Committee assignments are typically approved easily in the full Senate at the beginning of each two-year session. Replacements are generally only made when a senator dies or resigns. 

To change the committee membership, Democrats will have to hold a vote. While committee rosters are generally approved by a voice vote, just one Republican objection would trigger a roll call. Because of Senate rules, Democrats probably would need 60 votes to replace Feinstein — meaning at least 10 Republicans would have to help Democrats and support the move. 

That is far from assured. Judicial nominations are a high-stakes matter for both sides, and the process has become steeped in partisanship. 

Republicans have so far stayed quiet. Senate Republican leader Mitch McConnell of Kentucky has said he will return from his own medical absence on Monday, after a head injury in a fall last month. 


Feinstein’s February announcement that she will retire from Congress when her term ends next year has triggered a scramble for her seat in a strongly Democratic state. 

Democratic Reps. Barbara Lee, Katie Porter and Adam Schiff have already launched Senate campaigns to succeed Feinstein. 

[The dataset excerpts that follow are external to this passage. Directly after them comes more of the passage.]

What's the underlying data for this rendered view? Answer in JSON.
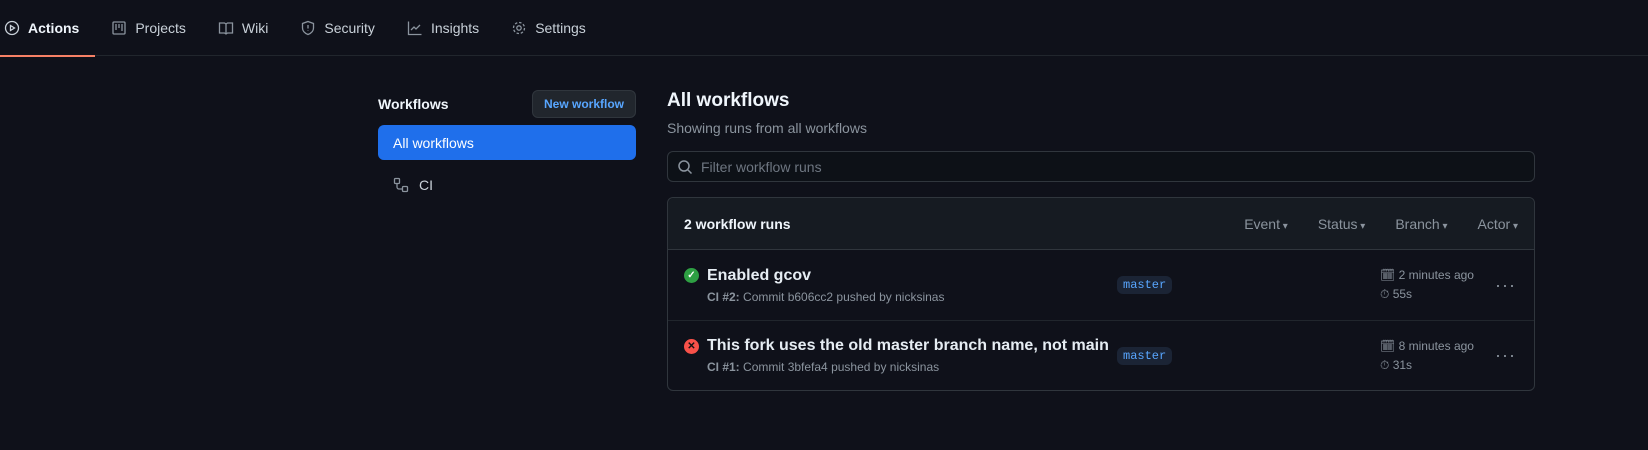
{
  "nav": {
    "tabs": [
      {
        "label": "Actions",
        "icon": "play-icon"
      },
      {
        "label": "Projects",
        "icon": "project-icon"
      },
      {
        "label": "Wiki",
        "icon": "book-icon"
      },
      {
        "label": "Security",
        "icon": "shield-icon"
      },
      {
        "label": "Insights",
        "icon": "graph-icon"
      },
      {
        "label": "Settings",
        "icon": "gear-icon"
      }
    ]
  },
  "sidebar": {
    "title": "Workflows",
    "new_button": "New workflow",
    "items": [
      {
        "label": "All workflows"
      },
      {
        "label": "CI"
      }
    ]
  },
  "main": {
    "title": "All workflows",
    "subtitle": "Showing runs from all workflows",
    "search_placeholder": "Filter workflow runs",
    "count": "2 workflow runs",
    "filters": [
      "Event",
      "Status",
      "Branch",
      "Actor"
    ],
    "runs": [
      {
        "status": "success",
        "title": "Enabled gcov",
        "workflow": "CI #2:",
        "meta": "Commit b606cc2 pushed by nicksinas",
        "branch": "master",
        "time": "2 minutes ago",
        "duration": "55s"
      },
      {
        "status": "failure",
        "title": "This fork uses the old master branch name, not main",
        "workflow": "CI #1:",
        "meta": "Commit 3bfefa4 pushed by nicksinas",
        "branch": "master",
        "time": "8 minutes ago",
        "duration": "31s"
      }
    ]
  },
  "colors": {
    "success": "#2ea043",
    "failure": "#f85149",
    "accent": "#1f6feb",
    "underline": "#f78166"
  }
}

California Gov. Gavin Newsom, a Democrat, said in 2021 that he would nominate a Black woman to fill the seat if Feinstein were to step aside before her term ends. Khanna has endorsed Lee, who is Black. 

Other Californians — including former House Speaker Nancy Pelosi — have come to Feinstein’s defense. 

Pelosi told a San Francisco TV station that she’s “seen up close and firsthand her great leadership for our country, but especially for our state of California. She deserves the respect to get well and be back on duty.” 

Pelosi suggested sexism has played a role in the way Feinstein has been treated. 

“I don’t know what political agendas are at work that are going after Sen. Feinstein in that way,” Pelosi said. “I’ve never seen them go after a man who was sick in the Senate in that way.” 


Feinstein has been a political trailblazer since she was the first woman to serve as president of the San Francisco Board of Supervisors in the 1970s. First elected to the Senate in 1992, she was the first woman to head the Senate Intelligence Committee, privy to the nation’s top secrets, and the first woman to serve as the Judiciary Committee’s top Democrat. 

While she often has worked across party lines, she faced criticism in recent years from Democrats who said she was letting Republicans off easy in bruising judicial fights. 

Feinstein infuriated liberals in 2020 when she closed out confirmation hearings for now-Supreme Court Justice Amy Coney Barrett with an embrace of the then-Senate Judiciary Committee chairman, Sen. Lindsey Graham, R-S.C., and thanked him for a job well done. 

A month later, she announced she would remain on the committee but step down as the senior Democrat.